In particular, will inhibition of CK2 signaling negatively affect neoplastic blood cells without deleterious side effects on healthy cells? In other words, is there a therapeutic window when such a ubiquitous kinase is to be targeted? The fact that CK2 is often considered as a redundant kinase under normal conditions would suggest that adverse effects could be mild, although definitive evidence is still lacking in humans, whereas in mice, CK2 is required for CD4+ T-cell activation and differentiation into either Th[2] or Th[17] cells.[99] In this connection, apoptosis elicited by CK2 inhibition in healthy human γδ T-cells needs to be considered very carefully, although these cells represent a very rare subset (1%) of total thymocytes.[53] In an immunocompetent model of glioma in C57BL/6 mice, high doses of CX-4945 produced toxicities, reflected in weight loss and death in one case, with the maximal tolerated established at 600 mg/kg.[100] However, whether these data translate to humans is not clear, since the adverse effects elicited by CX-4945 in cancer patients have not been disclosed as yet. It is also worth highlighting that CIGB-300 has been tested by intralesional administration in two phase I cervical cancer clinical trials. Overall, no maximum-tolerated dose or dose-limiting toxicity was observed, and the systemic adverse events were rash, facial edema, itching, hot flashes, and localized cramps,[101] as well as moderate allergic-like reactions that likely reflected a strong correlation found between unincorporated CIGB-300 and histamine levels in blood.[102]

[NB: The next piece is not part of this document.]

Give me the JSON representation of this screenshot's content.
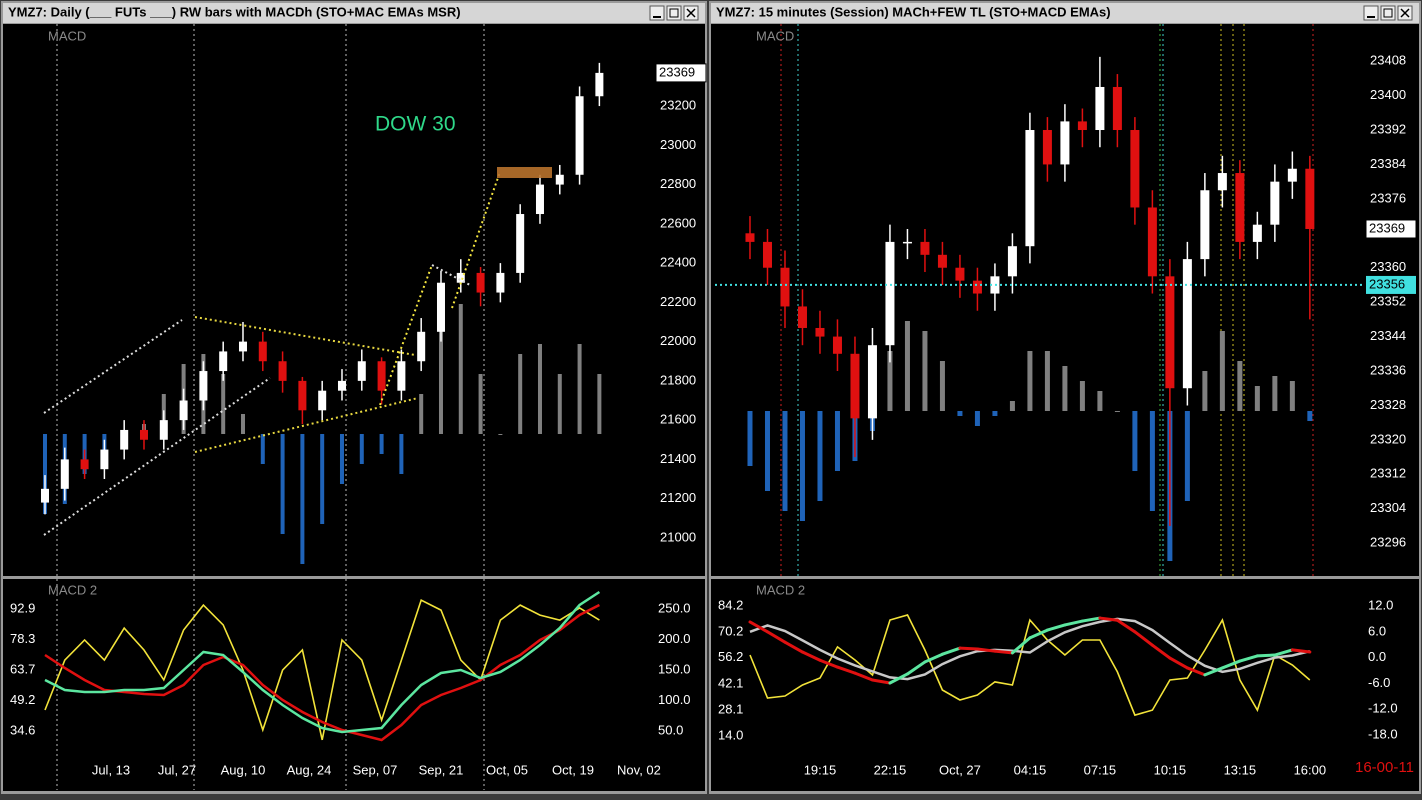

Importantly, preclinical settings have clearly indicated that the association of CK2 inhibitors with either conventional or novel drugs is likely to offer additional rational therapeutic approaches and a superior efficacy for leukemia treatment. These observations, together with growing preclinical data on the cross-talks between the different signaling cascades controlled by CK2, highlight the importance of a better design of future clinical trials. In particular, correlative or translational sub-studies need to be performed in parallel with the aim to clearly identify clinically feasible and reliable biomarkers of response as well as the emergence of resistance to CK2 inhibition, to guarantee more personalized and effective patient treatments. Future studies aimed to determine additional cell functions that might be regulated by CK2 in leukemias, will be of critical importance for the development of novel and efficacious targeted combination treatments.